最初はスキー場パトロールをやってて、春からは何しようかな~と思ってた時に、偶然!ライフセービングのことを耳にして、やろうと思った。
スキー場のバイトやりながらプールで水泳を練習してた。
スキー場がオフシーズンになってから、神奈川に行って、そこで初めてライフセービングをやったって感じ。



練習とかなしで、いきなりですか!?


いや、NPO法人日本ライフセービング協会というのがあって、事前にそこの一番基礎的な講習会「ベーシック」を受講していったよ。
ただ、ライフセーバーっていうのは資格も何もいらなくて、誰でもできる。
必要なもの・・・強いて言えば、やる気かな。やる気。
そういえば子供の頃、2,3回溺れて死にかけたことがあった。
ライフセーバー始めてからも溺れたことがある(笑)



ライフセーバーなのにですか!?(笑)じゃその2,3回溺れて死にかけた時は、ライフセーバーに助けてもらったんですか?


いや、助けてもらえなかった(笑)。
北海道って最近まで・・・いや、今の北海道でも「ライフセーバーて何?」みたいな感じがちょっとあるぐらい、ほんとにやってる人がいなかったから。
だから、何もかった北海道に自分がそういうものを持ってきて、北海道ライフセービングクラブを作った。
今思うと、その時助けられなかったことが頭のどこかにずっとあって、それである日偶然ライフセービングを知ったときに「これだ!」と思わせた、 一種の原動力みたいなものになったんだと思う。



本能的に、ライフセーバーを選んだってことですかね。


うん、そんな感じね。よくある話で、消防士に助けられた記憶が、大きくなった時に俺は消防士になりたい!って思う原動力になるっての聞くよね。
俺の場合、自分が助けられなかったから、逆に助ける側になりたいと思ったみたい。
自分にとってライフセービングっていうのは、なんでもまわりの人に流されて物事を決めていた人生のなかで、はじめて自分の意志だけで「やりたい」と思って始めたことだね。
で、俺は、何かをやるときに「自分の意志で動く」ことをすごく大切にしてるんだよね。
それは「我を強くする」そうではなくて、仲間がいていろんなことを共有する中で、最終的な判断だけはやっぱり自分でやりたい、そういうこと。
昔の、他人の意思に流されて生きていた自分が実はその当時から嫌いで、でも自分を好きになりたいと思ってこれを実践していくうちに、まわりの人達のことも好きになれるようになった。
・・・ていう風に、「なんでライフセーバーになりたかった」っていうのはいつも聞かれるんだけど、俺話へただからさ(笑)、いっつも説明が長くなるんだよな。
う~ん。いまいちまとまってないけど、今ので大丈夫かな?
この理由を「言葉」で表すの、本当に難しいんだよね。



大丈夫ですよ!!それでは、こんな質問はいかがでしょうか。尊敬する人はいますか?


あ、これに関してだけは、すっぱり断言できる。『いません。』



いませんか(笑)


いません(笑)
ごめん、なんも書けなくて。



いえ、一つ前の答えは長かったので、メリハリがあっていいんじゃないでしょうか(笑)


そっか(笑)。う~ん・・・感謝する人は・・・両親とか、ライフセービングクラブの仲間達にも感謝してて、いくらでも言えるんだが。
すごいと思う人もいっぱいいるけど、尊敬できる人はいないだろなぁ。



じゃあ、多分難しい質問ですけど、ライフセーバーじゃなかったら何をしてましたか?


ライフセーバーでなかったら?・・・ん~?・・・先生だったら、もしかしたらあったかもしれないな。他には考えつかないぞ。
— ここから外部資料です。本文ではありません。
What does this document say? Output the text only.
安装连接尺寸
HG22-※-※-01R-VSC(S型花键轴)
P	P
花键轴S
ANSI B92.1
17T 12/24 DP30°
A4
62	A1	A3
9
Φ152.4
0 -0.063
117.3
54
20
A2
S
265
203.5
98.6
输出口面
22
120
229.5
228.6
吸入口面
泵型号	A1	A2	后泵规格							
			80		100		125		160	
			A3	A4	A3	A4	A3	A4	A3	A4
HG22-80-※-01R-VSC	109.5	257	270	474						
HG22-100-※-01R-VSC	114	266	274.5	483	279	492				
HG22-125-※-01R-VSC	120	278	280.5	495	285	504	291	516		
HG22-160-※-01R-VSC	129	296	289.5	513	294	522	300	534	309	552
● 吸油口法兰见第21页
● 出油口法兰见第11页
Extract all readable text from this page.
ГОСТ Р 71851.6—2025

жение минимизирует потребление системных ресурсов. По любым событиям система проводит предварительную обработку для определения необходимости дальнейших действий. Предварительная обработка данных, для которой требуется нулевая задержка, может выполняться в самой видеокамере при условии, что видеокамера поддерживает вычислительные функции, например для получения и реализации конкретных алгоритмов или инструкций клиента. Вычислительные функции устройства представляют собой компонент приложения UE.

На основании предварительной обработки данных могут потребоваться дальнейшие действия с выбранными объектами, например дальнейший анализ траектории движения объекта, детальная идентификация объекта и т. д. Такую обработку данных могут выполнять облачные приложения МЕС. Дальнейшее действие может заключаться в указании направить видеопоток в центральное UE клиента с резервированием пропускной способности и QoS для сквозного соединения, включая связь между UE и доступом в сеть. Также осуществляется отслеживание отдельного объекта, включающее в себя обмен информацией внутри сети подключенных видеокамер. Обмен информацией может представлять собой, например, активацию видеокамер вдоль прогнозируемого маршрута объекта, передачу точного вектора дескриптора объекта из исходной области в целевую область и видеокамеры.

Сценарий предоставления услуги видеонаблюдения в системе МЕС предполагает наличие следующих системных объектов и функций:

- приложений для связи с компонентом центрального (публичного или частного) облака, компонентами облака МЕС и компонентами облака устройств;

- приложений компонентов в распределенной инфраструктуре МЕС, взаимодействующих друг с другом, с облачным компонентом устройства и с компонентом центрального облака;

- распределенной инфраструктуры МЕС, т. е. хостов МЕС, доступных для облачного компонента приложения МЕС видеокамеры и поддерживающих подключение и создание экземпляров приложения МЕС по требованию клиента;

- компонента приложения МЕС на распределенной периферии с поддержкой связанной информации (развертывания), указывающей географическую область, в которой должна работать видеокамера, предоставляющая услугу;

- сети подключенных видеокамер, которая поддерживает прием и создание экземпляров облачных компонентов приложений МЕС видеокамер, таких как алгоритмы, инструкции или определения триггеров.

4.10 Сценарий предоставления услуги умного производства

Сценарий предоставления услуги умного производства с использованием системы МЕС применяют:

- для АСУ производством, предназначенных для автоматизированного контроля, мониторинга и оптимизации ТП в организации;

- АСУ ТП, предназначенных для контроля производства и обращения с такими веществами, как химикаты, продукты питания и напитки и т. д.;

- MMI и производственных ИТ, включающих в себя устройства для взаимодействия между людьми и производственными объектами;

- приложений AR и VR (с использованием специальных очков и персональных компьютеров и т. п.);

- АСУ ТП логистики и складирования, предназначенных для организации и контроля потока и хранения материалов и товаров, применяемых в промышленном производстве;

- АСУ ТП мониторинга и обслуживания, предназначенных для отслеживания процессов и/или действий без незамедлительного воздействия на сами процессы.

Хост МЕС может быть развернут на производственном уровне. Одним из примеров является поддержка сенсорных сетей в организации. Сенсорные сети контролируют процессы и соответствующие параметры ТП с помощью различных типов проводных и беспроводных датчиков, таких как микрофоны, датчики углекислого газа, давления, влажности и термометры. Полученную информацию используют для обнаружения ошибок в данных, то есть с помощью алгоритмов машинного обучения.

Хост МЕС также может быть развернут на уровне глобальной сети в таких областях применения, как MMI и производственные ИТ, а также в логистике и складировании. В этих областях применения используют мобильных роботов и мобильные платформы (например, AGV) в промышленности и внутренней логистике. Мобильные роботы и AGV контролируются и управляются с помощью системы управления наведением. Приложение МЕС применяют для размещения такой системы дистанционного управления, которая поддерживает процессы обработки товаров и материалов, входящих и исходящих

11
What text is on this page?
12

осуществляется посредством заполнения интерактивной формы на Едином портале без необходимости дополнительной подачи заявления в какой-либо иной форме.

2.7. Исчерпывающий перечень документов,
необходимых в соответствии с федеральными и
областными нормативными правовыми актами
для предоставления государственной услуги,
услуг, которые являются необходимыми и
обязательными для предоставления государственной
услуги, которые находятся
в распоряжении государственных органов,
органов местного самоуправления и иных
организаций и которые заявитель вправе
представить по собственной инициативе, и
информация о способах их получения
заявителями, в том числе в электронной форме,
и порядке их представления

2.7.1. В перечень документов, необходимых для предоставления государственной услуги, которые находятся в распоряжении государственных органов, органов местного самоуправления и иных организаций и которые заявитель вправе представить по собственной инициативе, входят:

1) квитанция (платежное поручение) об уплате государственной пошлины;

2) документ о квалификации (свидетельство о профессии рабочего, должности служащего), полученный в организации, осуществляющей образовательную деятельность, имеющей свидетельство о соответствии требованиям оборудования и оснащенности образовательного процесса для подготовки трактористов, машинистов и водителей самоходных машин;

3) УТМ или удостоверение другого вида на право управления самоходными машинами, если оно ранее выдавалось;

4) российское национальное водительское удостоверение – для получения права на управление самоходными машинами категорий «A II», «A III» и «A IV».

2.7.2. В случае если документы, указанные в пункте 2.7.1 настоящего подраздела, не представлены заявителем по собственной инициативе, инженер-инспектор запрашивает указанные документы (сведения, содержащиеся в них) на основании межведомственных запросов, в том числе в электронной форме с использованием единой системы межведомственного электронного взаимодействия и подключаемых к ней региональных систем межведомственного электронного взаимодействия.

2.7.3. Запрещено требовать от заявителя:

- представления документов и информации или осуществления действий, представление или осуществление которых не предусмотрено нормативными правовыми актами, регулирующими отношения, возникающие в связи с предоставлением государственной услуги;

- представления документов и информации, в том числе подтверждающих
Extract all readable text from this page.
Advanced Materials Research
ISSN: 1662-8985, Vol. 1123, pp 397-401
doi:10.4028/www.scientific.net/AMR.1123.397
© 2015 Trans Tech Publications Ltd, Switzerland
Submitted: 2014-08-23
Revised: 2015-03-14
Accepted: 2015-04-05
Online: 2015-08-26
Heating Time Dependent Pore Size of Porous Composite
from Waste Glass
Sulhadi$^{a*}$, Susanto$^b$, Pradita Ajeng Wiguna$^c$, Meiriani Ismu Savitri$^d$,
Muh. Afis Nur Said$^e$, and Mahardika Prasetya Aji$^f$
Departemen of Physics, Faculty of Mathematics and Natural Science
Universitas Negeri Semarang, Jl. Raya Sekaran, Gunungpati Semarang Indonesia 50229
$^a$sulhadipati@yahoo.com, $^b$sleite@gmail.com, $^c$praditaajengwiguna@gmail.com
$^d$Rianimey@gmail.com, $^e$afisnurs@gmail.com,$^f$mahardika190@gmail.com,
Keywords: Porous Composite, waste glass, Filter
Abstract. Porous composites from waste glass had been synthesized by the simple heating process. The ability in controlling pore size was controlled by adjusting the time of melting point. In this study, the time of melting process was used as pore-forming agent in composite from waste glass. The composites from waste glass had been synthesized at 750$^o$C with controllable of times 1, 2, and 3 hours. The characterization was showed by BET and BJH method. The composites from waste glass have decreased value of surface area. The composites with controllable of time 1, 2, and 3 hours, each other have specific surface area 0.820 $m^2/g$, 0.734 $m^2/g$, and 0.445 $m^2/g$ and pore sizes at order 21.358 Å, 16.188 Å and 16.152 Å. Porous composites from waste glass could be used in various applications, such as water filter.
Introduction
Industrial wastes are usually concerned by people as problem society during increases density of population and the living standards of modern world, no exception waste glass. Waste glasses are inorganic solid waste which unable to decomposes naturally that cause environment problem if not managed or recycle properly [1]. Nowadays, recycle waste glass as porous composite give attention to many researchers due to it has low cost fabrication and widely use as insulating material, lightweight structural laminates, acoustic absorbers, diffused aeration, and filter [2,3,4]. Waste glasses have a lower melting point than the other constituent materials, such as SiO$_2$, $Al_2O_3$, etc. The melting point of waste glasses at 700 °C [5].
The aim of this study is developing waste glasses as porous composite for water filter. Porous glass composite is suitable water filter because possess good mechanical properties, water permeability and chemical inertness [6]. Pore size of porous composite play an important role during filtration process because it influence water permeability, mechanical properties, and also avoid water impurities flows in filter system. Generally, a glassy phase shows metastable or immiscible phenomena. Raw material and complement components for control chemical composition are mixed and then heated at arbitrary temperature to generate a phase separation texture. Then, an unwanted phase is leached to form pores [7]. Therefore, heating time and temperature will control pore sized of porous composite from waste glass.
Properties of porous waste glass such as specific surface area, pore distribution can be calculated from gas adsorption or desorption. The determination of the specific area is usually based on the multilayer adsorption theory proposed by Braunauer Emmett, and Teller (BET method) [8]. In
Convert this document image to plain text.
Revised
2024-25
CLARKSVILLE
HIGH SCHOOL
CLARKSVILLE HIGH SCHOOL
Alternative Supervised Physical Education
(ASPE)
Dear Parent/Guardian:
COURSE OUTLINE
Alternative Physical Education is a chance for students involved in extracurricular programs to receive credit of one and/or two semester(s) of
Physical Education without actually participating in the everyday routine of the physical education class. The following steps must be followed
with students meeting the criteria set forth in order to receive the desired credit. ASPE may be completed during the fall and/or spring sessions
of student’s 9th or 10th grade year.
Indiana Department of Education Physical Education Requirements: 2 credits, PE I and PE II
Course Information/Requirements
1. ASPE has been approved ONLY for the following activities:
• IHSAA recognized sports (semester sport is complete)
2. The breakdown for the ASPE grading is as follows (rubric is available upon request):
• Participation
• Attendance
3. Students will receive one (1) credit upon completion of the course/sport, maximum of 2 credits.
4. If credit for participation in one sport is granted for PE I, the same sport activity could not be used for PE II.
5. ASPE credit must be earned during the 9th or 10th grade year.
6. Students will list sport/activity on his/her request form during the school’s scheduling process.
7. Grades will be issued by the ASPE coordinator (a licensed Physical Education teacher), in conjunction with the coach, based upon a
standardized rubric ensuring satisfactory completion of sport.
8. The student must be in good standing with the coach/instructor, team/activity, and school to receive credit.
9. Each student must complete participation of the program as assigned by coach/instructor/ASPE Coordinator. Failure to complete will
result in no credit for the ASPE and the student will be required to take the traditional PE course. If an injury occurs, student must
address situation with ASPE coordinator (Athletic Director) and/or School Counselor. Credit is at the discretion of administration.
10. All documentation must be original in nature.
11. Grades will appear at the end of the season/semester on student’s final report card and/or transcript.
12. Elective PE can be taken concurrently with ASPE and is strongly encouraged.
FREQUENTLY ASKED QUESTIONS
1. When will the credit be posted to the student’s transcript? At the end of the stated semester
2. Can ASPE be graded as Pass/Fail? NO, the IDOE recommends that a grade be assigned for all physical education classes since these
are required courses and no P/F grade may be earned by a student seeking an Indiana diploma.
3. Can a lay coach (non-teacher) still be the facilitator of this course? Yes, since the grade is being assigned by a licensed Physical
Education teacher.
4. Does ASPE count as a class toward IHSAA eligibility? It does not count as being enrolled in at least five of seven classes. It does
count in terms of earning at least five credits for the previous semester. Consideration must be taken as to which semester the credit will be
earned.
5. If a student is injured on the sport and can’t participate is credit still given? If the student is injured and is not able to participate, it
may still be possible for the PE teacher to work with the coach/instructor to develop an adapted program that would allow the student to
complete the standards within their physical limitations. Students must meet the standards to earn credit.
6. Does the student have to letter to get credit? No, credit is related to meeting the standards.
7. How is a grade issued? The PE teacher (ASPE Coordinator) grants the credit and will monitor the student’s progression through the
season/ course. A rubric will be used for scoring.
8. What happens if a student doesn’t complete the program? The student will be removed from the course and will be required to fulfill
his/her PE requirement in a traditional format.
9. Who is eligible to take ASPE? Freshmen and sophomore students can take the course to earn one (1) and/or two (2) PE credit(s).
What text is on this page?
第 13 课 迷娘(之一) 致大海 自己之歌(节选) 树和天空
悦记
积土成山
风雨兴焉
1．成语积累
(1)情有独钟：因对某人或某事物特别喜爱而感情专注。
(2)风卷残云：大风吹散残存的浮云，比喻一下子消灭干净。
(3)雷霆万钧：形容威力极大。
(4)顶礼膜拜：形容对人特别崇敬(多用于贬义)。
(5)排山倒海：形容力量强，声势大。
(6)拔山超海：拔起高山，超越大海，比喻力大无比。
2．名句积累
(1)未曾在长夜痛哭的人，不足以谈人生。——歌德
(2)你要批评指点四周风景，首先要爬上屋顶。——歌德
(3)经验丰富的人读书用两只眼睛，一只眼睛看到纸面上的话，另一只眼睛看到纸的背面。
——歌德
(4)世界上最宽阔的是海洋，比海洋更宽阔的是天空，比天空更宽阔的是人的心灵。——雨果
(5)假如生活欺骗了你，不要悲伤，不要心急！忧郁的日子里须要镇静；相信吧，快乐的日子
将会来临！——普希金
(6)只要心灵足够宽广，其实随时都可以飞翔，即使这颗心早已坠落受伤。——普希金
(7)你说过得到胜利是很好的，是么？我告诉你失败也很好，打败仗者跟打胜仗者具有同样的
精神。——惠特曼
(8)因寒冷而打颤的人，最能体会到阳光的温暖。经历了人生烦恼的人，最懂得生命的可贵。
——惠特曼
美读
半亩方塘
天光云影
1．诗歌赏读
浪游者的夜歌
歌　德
じゃあ、最後の質問です。5年後、10年後、何をしていますか?


難しいな・・・まず、好きなことをやっているな。
あと、いろいろ展望はあるけど、ここで発表するほどのもんではない。
でも、海に携わっている、これだけは確かだね。
5年後は、また選ばれていたらだけど、市議はやっていたいし、するつもり。
10年後もやってたいけどわからないな~。
自分でなりたいと思っただけでなれるもんじゃないしね。
自分が議員になったのってさ、なにかっていうと、大好きな海の現状を良くしたかったわけよ。
海岸線ていうのは、港とかみたいに地方自治体に「港湾部」っていう名前で部署があるものと違って、国が直接管理してっから、そこに住んでる人たちの民意がすごい反映されにくい部分なんだよね。
そういう変えたいことが前提としてあったからで。 言ってしまえばそれを変えるための手段、海にいる人たちの窓口として自分は議員になっているわけで、まず議員になって○○しますっていう普通の政治家とは、考えの順序は逆だろうね。



なるほど、よくわかりました。それでは、最後に一言お願いします。


う~ん、一言にならないと思うけどいいかい?
これを読むのってほとんど学生だよね?で、彼らに言いたいことなんだけど、自分が好きなこと、人に迷惑かけるんではなくてまわりに認められながら、そのうえで自分のやりたいことをやりな、ていうことだね。
ただ、やりたいことをやる、そのことに対する努力っていうのは大変だと思うよ。
なぜなら今、世の中には「安定職」というものが成り立ってしまっているからね。
これって、日本のことね。他の国には、あまりないと思う。
バブル期に、日本では多くのもの、例えば会社や銀行なんかが急速にバンバン作られていった。
でもそれは、その時代の人達の相応の努力によって大きくなったもの。
なのに今の俺らの世代は、それが安定していて、当たり前のように見えている。
だから、「就職」を目指す。
自分がやりたいことでなく、企業に選ばれるために勉強しているから、そうなってしまうと自分のやりたいことにつながらなくなってしまう。
いろいろ言ったけど、やりたいことをやるのって、がんばれば難しいことではないと俺は思うわけで。こんなところかな。



(インタビュー:2002-07)


1972.9.1 北海道恵庭市に生まれる。
1991 北海道教育大学札幌校教育学部体育科入学。
1999 北海道ライフセービングクラブを設立、代表に就任。
2000.3 小樽市議会に現役最年少で初当選。第一期目。
■人物概要
1972年生まれ、30歳。実家は北海道の恵庭。北広島高校卒後、北海道教育大学札幌校教育学部体育学科入学。
■その他
大学卒業後、一般企業に就職するも退職、札幌でのスキー場でパトロールのアルバイトをする。その途中ライフセービングのことを耳にし、神奈川での訓練を経て、ライフセーバーになる。1999年、ライフセービング自体がメジャーでなかった北海道に、北海道ライフセービングクラブを設立、現在代表を務める。今までは、夏は主に小樽ドリームビーチなどでライフセーバー、冬はスキー場警備、その傍ら土木作業員のアルバイトも行なっていた。小樽市議選出馬を機に小樽に移住。小樽市議会議員市民クラブ幹事長。“初心”というフリーペーパーを発行している。今も現役のライフセーバー。
※プロフィールはインタビュー時のものです。